Other key findings include:

  • The four increases in the NLW between 2016 and 2019 increased the pre-tax earnings of minimum wage workers by £33 per week. After accounting for taxes paid and reductions in income-related benefits resulting from higher earnings, this translated into a change in average net household incomes of £23 a week, or around 4%, for those minimum wage workers.
     
  • Looking across all working-age households (including workless households), the biggest net income gains from the NLW on average went to households in the middle of the working-age income distribution, whose net incomes went up by £5.80 a week, or around 1%, from the four NLW increases. This underlines the fact that minimum wage rises – unlike means-tested benefits – are not targeted at those on low household incomes.
     
  • Consistent with previous research from the UK, our results indicate that we can rule out large impacts on employment with high confidence. The central estimate of the impact on the number of jobs for those aged 25+ is that it was small, negative and not statistically significant. There is some evidence that employment effects for women were more negative than for the population as a whole.
     
  • The NLW will rise to £9.50 in April and the government is committed to raising it to two-thirds of the median wage by 2024. The Low Pay Commission expects this to be around £10.60 in 2024, a level which – compared with average earnings – would be amongst the highest in OECD countries. While our results are reassuring, we cannot rule out that increases to this level would result in larger increases in unemployment. Effects should continue to be monitored carefully.
     
  • The impact on household incomes is sensitive to disemployment effects. If future NLW rises generate moderately larger job losses, the overall impact on average incomes for poorer households could be very small or even negative.

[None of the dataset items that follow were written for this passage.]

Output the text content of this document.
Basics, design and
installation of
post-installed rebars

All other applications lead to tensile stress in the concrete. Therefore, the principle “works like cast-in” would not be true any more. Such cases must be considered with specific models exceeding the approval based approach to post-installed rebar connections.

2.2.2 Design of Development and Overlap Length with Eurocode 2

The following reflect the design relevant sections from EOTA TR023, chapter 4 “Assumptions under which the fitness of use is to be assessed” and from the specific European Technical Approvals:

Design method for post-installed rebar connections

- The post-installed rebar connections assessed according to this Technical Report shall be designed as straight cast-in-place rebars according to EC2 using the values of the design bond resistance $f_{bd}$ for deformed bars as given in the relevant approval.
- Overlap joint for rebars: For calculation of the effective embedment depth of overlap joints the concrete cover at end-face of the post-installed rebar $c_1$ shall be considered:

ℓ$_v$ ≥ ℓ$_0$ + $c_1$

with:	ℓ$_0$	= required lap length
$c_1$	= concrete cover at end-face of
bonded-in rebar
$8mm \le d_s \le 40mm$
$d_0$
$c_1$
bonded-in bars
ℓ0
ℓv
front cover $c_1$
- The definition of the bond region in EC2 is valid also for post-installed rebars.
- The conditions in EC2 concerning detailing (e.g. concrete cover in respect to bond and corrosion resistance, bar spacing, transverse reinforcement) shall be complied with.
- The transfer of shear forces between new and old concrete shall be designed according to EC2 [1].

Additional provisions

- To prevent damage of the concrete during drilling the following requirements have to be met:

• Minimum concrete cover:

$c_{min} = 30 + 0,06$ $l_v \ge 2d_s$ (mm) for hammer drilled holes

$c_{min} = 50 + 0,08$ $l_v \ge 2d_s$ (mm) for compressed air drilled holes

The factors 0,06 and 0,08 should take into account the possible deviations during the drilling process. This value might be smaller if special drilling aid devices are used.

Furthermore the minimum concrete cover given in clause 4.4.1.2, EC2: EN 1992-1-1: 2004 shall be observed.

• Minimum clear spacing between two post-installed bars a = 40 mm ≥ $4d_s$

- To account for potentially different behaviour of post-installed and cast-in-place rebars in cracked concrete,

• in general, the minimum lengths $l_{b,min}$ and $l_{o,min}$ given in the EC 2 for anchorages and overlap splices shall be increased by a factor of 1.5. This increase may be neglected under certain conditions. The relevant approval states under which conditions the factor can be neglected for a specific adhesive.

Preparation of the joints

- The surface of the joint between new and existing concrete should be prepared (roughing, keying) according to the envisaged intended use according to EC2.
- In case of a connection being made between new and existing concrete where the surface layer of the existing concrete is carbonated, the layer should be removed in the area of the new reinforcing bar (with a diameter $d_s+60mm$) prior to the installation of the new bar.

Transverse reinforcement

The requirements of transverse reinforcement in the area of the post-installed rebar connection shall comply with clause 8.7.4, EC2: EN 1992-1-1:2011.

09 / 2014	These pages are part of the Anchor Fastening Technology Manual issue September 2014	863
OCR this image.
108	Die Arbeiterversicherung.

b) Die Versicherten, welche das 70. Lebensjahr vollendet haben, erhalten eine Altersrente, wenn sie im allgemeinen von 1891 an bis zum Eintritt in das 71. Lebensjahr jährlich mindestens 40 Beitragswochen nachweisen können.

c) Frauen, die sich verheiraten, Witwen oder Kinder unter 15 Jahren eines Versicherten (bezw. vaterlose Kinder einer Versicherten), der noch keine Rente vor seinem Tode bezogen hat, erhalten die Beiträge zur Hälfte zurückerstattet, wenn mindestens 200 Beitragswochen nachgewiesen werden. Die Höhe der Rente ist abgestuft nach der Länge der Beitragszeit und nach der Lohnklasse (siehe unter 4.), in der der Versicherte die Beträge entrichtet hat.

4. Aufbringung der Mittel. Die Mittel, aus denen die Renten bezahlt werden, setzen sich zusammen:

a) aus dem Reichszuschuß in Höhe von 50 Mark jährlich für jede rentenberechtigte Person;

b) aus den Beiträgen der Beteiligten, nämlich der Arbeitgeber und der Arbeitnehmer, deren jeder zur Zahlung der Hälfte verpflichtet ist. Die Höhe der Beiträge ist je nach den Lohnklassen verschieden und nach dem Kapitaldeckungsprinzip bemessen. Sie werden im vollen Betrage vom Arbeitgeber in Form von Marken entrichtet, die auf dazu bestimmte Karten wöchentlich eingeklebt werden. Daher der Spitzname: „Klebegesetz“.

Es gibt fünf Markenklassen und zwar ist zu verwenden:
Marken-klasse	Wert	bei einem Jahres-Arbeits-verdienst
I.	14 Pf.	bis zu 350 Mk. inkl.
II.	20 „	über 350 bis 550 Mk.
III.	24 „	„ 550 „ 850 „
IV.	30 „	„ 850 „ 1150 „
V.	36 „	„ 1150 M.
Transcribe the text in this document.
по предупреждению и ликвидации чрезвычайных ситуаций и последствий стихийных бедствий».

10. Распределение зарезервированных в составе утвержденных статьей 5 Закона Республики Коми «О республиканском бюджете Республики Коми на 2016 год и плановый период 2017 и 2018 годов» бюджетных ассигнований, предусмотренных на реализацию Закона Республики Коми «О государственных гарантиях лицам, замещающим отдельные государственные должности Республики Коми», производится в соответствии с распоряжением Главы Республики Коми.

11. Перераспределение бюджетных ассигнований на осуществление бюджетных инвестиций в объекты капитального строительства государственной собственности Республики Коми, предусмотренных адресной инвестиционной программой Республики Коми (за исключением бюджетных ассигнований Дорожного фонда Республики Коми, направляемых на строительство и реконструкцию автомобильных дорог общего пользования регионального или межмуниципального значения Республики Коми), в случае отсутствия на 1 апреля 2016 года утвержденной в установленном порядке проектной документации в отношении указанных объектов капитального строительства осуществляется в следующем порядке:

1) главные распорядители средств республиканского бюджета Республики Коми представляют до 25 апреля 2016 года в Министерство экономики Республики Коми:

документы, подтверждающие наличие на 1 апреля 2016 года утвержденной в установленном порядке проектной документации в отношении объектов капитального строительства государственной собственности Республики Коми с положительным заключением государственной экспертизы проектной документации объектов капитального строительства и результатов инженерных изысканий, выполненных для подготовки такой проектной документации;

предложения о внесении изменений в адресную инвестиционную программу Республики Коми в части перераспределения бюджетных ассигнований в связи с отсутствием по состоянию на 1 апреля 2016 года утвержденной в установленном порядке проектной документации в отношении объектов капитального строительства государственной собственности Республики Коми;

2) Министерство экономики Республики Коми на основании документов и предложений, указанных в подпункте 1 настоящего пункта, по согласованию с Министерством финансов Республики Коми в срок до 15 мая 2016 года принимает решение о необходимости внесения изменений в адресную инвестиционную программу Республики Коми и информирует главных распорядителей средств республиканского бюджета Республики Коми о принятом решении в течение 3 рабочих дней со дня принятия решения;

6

Xiaowei Xu, a Senior Research Economist at IFS and an author of the research, said:

‘It was always predictable that those earning under the NLW would see significant wage rises. What is striking is the extent of the positive “spillovers” onto groups not legally affected. As a result of the reform, 1.2 million more people were paid the NLW, and another 370,000 were paid more than the NLW. Large numbers of employees aged under 25 have also seen higher wages as a result of the reform, despite the NLW not formally covering them.’

Thomas Wernham, a Research Economist at IFS and another author of the report, said:

‘Perhaps surprisingly, it is not the poorest, but middle-income households, who have benefited most from the NLW. This is because the poorest families often have no one in work, many minimum wage workers live with higher-earning spouses, and those who are in poor working families lose benefits as their pay rises. But the effects on household incomes are very sensitive to any employment effects from the NLW – something that will become more of a risk as it is pushed to higher levels over the coming years.’

Bryan Sanderson, Chair of the Low Pay Commission, said:

‘In his review of the international evidence on minimum wages, Professor Arin Dube recommended we undertake larger-scale evaluations every few years. It is over five years since the NLW was introduced and we want to understand its effects over an extended time period. This is the first of those evaluations. It uses innovative methods to show that, up to the pandemic, the NLW successfully increased pay without damaging employment. The findings on household incomes, in particular, are of great importance and will be the base for further work in the future.’